Context and international response

These incidents come amid lingering tensions since the Oct. 8, 2023 escalation that followed Hamas’s attack on southern Israel and Hezbollah’s subsequent rocket fire. That conflict caused heavy loss of life and widespread destruction: more than 4,000 people were killed in Lebanon — including hundreds of civilians — and damage was estimated at roughly $11 billion, according to international assessments. In Israel, 127 people died, including about 80 soldiers.
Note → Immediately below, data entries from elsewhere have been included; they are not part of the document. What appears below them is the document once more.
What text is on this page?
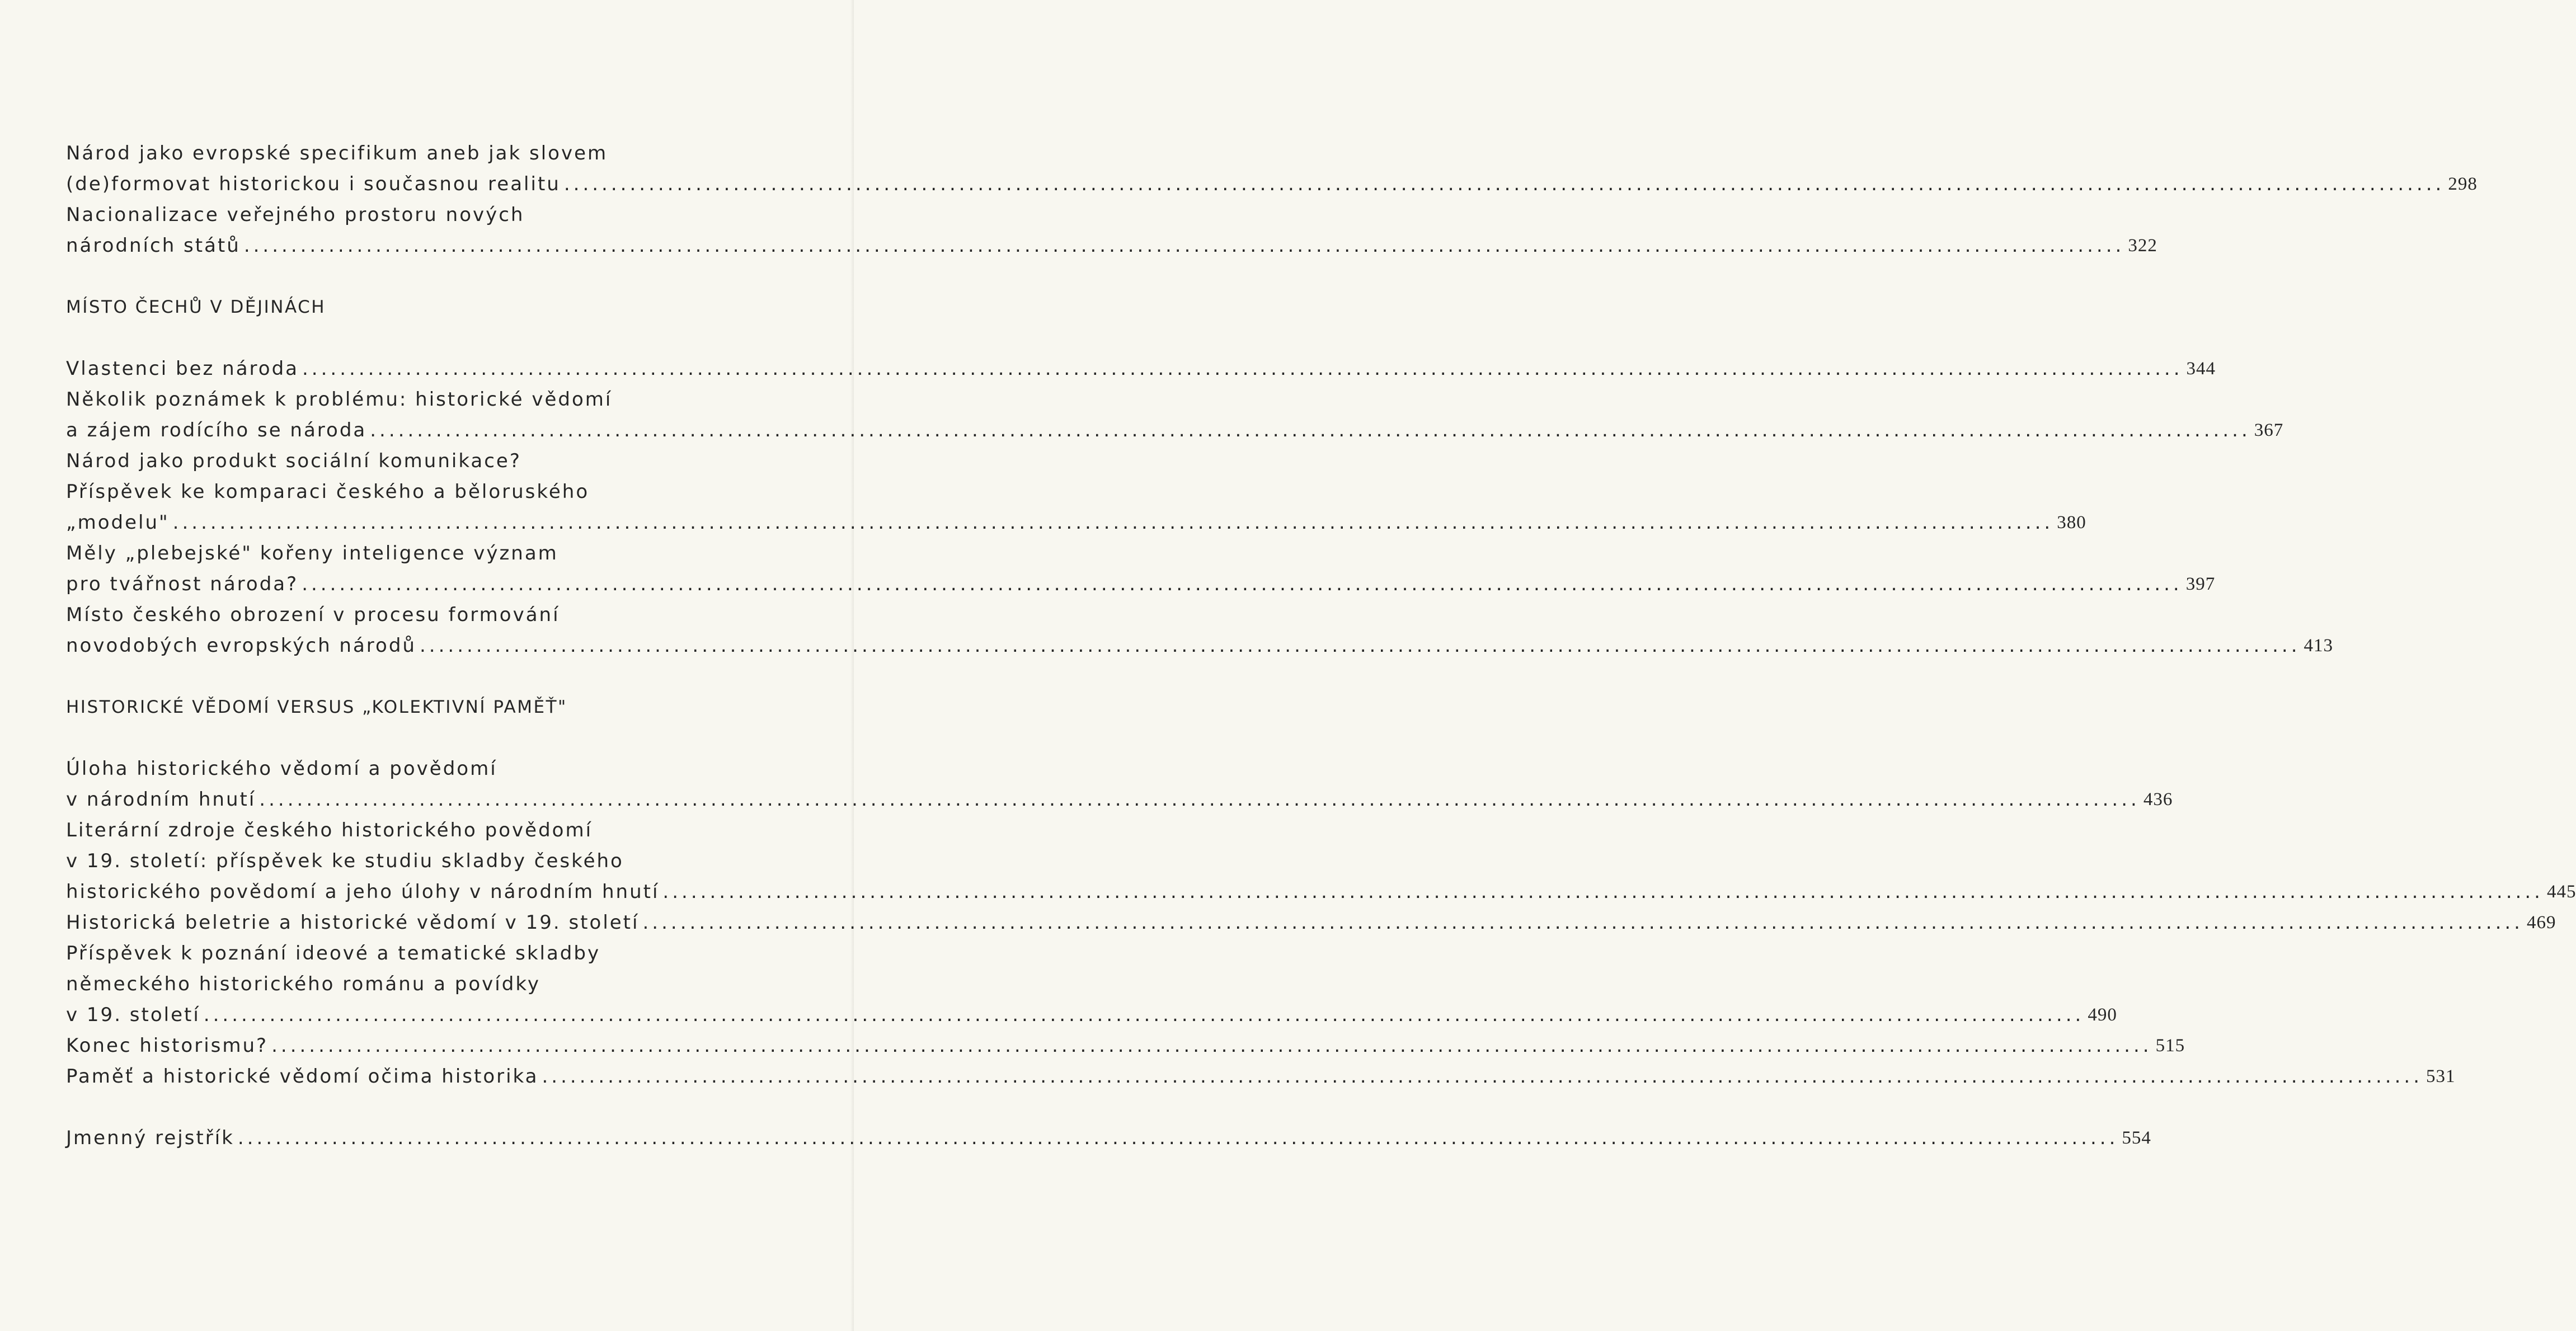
Národ jako evropské specifikum aneb jak slovem
(de)formovat historickou i současnou realitu ........................................................................................................................................................................................................ 298
Nacionalizace veřejného prostoru nových
národních států ........................................................................................................................................................................................................ 322
MÍSTO ČECHŮ V DĚJINÁCH
Vlastenci bez národa ........................................................................................................................................................................................................ 344
Několik poznámek k problému: historické vědomí
a zájem rodícího se národa ........................................................................................................................................................................................................ 367
Národ jako produkt sociální komunikace?
Příspěvek ke komparaci českého a běloruského
„modelu" ........................................................................................................................................................................................................ 380
Měly „plebejské" kořeny inteligence význam
pro tvářnost národa? ........................................................................................................................................................................................................ 397
Místo českého obrození v procesu formování
novodobých evropských národů ........................................................................................................................................................................................................ 413
HISTORICKÉ VĚDOMÍ VERSUS „KOLEKTIVNÍ PAMĚŤ"
Úloha historického vědomí a povědomí
v národním hnutí ........................................................................................................................................................................................................ 436
Literární zdroje českého historického povědomí
v 19. století: příspěvek ke studiu skladby českého
historického povědomí a jeho úlohy v národním hnutí ........................................................................................................................................................................................................ 445
Historická beletrie a historické vědomí v 19. století ........................................................................................................................................................................................................ 469
Příspěvek k poznání ideové a tematické skladby
německého historického románu a povídky
v 19. století ........................................................................................................................................................................................................ 490
Konec historismu? ........................................................................................................................................................................................................ 515
Paměť a historické vědomí očima historika ........................................................................................................................................................................................................ 531
Jmenný rejstřík ........................................................................................................................................................................................................ 554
On Monday, the U.N. Security Council approved a U.S.-backed plan that authorizes an international stabilization force for Gaza as part of efforts to secure the fragile cease-fire and outline the enclave’s future. Hamas criticized the plan, arguing that assigning roles inside Gaza — including disarmament tasks — would compromise the force’s neutrality and effectively make it a party to the conflict; it called instead for any international presence to be stationed solely on Gaza’s borders under U.N. supervision.

Humanitarian concerns

Health authorities in Gaza say Israeli strikes have decreased since the truce took effect on Oct. 10, though they have not stopped. Gaza’s Health Ministry, which does not distinguish between civilians and combatants in its tallies, has reported roughly 280 deaths since the truce began. Both sides have accused each other of violating the cease-fire terms, which call for increased aid access to Gaza and the return of hostages.

The recent strikes underscore the fragile nature of the cease-fire and raise renewed concerns about civilian safety and humanitarian access across both Gaza and southern Lebanon.